Mulher condenada por mandar matar o marido é excluída da herança em Inhapim
Decisão da Justiça impede que condenada receba patrimônio da vítima, inclusive por meio da sucessão do filho do casal.
Uma mulher de 59 anos, condenada por ser mandante do homicídio qualificado do próprio marido, foi declarada indigna para receber a herança da vítima, conforme decisão da 1ª Vara Cível, Criminal e de Execuções Penais de Inhapim, no Vale do Rio Doce. Com a sentença, ela também foi impedida de obter o patrimônio de forma indireta por meio da sucessão do filho do casal.

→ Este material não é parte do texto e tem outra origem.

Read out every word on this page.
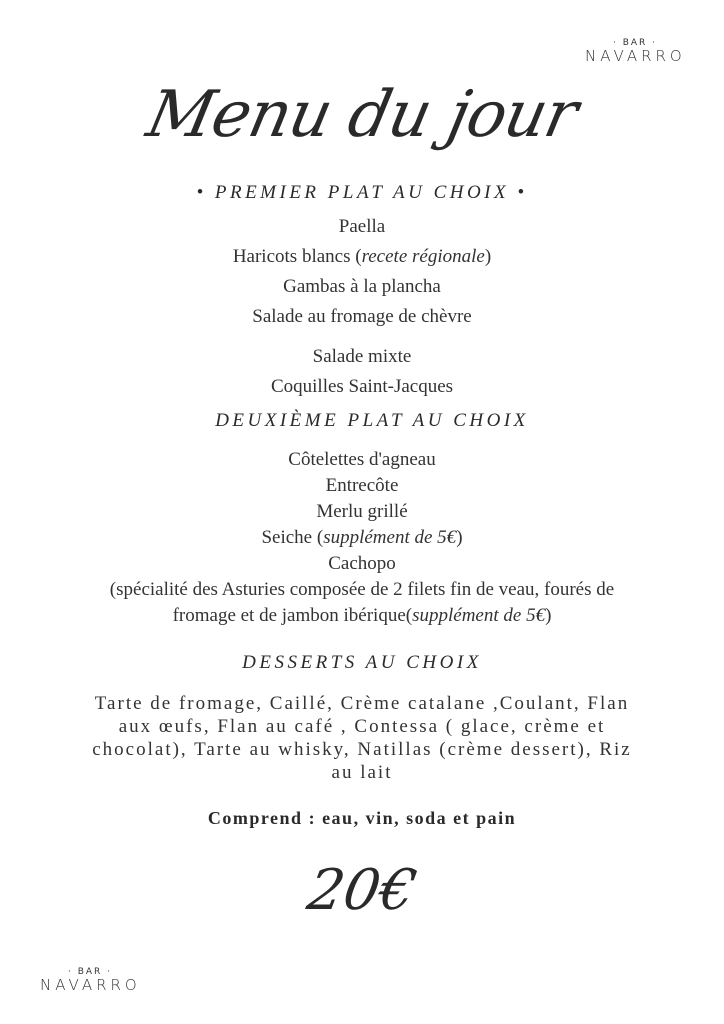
· BAR ·
NAVARRO
Menu du jour
• PREMIER PLAT AU CHOIX •
Paella
Haricots blancs (recete régionale)
Gambas à la plancha
Salade au fromage de chèvre
Salade mixte
Coquilles Saint-Jacques
DEUXIÈME PLAT AU CHOIX
Côtelettes d'agneau
Entrecôte
Merlu grillé
Seiche (supplément de 5€)
Cachopo
(spécialité des Asturies composée de 2 filets fin de veau, fourés de
fromage et de jambon ibérique(supplément de 5€)
DESSERTS AU CHOIX
Tarte de fromage, Caillé, Crème catalane ,Coulant, Flan
aux œufs, Flan au café , Contessa ( glace, crème et
chocolat), Tarte au whisky, Natillas (crème dessert), Riz
au lait
Comprend : eau, vin, soda et pain
20€
· BAR ·
NAVARRO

O crime ocorreu em 7 de dezembro de 2014 e, segundo o processo criminal, teve motivação patrimonial. A mulher teria contratado terceiros para executar o marido. Ela foi condenada pelo Tribunal do Júri de Inhapim, em agosto de 2019, a 22 anos de prisão. A condenação tornou-se definitiva em junho de 2021.
A questão sucessória surgiu porque o único filho do casal morreu em janeiro de 2017, sem deixar filhos ou irmãos. Com isso, havia possibilidade de que a mulher recebesse indiretamente bens que haviam sido transmitidos pelo marido assassinado ao filho.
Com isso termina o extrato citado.